Written by Marco Ramerini. English text revision by Dietrich Köster.
The city of Olinda, which is located a few kilometers north of Recife, was founded by the Portuguese in 1535 and was one of the first settlements founded by Europeans in Brazil. At the beginning of the 17th century the city became the capital of the capitania of Pernambuco, but after the Dutch occupation of northeastern Brazil Olinda was burned by the Dutch, because it did not provide adequate defense and in its place, as the main center of the colony of New Holland, was chosen Recife. With the return of the Portuguese, Olinda flourished again, becoming once again the capital of Pernambuco.
Olinda is a place for walks in the streets, visit to churches and museums and observation of scenarios, which mix blue sea, green vegetation and historical buildings. Olinda has churches rich in ornaments and wood carvings and also single chapels, most of them were built in the 16th and 17th centuries and show Baroque images and architecture. Among them are the Mosteiro de São Bento built in 1582. It has a gold-plated altar and is said to be the richest in the city.
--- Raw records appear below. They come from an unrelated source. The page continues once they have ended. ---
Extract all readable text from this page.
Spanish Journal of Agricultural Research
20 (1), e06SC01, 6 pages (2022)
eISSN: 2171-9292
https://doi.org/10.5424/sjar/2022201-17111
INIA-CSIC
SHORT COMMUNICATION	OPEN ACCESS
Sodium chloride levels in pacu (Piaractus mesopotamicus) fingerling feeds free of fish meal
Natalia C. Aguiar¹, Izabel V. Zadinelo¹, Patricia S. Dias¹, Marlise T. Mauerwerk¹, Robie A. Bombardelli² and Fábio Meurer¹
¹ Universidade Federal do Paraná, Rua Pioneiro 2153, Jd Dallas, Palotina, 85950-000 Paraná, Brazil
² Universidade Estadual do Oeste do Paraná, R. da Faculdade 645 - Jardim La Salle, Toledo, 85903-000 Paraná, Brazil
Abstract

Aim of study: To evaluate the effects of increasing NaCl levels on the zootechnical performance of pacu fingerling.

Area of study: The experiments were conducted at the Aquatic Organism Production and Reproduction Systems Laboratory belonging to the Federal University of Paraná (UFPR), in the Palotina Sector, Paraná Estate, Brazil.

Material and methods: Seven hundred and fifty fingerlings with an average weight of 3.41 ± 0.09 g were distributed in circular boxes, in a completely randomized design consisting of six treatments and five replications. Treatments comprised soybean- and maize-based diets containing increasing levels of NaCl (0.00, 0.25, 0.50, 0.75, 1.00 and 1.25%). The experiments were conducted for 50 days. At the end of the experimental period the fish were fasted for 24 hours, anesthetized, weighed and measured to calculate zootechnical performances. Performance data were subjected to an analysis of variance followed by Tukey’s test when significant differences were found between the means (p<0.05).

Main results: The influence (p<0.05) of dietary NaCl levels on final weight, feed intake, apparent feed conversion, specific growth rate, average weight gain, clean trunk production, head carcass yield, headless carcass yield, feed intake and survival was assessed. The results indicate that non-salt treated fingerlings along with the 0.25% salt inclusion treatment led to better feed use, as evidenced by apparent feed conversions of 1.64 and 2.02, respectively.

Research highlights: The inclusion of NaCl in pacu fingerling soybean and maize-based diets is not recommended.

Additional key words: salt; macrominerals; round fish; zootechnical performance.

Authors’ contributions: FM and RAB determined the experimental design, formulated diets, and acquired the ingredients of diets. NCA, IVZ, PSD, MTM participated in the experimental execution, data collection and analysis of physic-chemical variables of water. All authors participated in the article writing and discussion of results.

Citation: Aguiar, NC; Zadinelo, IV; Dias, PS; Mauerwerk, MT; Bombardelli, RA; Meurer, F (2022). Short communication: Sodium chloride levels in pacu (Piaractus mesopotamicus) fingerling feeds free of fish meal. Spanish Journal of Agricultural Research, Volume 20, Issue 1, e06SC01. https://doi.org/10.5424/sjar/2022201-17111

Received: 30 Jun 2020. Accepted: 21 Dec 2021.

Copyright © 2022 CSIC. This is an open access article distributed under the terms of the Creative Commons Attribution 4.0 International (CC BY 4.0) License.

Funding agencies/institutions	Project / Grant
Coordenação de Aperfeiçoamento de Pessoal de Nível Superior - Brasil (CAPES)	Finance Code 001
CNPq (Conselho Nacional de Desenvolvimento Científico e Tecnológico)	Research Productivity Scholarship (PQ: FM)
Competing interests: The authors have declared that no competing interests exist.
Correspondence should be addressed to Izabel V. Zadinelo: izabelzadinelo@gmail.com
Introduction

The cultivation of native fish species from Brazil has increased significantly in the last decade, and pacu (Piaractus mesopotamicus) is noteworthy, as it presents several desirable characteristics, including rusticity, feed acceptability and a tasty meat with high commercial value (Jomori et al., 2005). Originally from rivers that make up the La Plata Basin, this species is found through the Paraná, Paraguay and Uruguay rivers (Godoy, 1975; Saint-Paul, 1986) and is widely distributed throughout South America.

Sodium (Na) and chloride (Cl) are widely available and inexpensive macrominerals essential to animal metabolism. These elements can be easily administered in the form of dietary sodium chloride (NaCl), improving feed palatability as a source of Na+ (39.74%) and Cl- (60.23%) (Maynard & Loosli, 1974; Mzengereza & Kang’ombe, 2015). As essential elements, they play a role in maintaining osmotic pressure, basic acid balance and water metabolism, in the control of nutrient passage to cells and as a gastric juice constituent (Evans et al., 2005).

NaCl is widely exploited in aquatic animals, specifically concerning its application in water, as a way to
Convento de São Francisco built in 1577, being the first Franciscan monastery in Brazil. The complex is formed by the Igreja de Nossa Senhora das Neves, the Capela de São Roque and the Claustro de Azulejos. The Igreja de Nossa Senhora do Carmo was probably the first Carmelitan Order church in Brazil. It was built around 1580-1620 and rebuilt in the 18th century. The Cathedral (Sé), originally built in 1537, later rebuilt, is lying in a privileged place, overlooking the entire old town.
The harmonious balance between the buildings, gardens, 20 Baroque churches, convents and numerous small chapels all contribute to Olinda’s particular charm. The historic center of Olinda is since 1982 in the World Heritage list of UNESCO.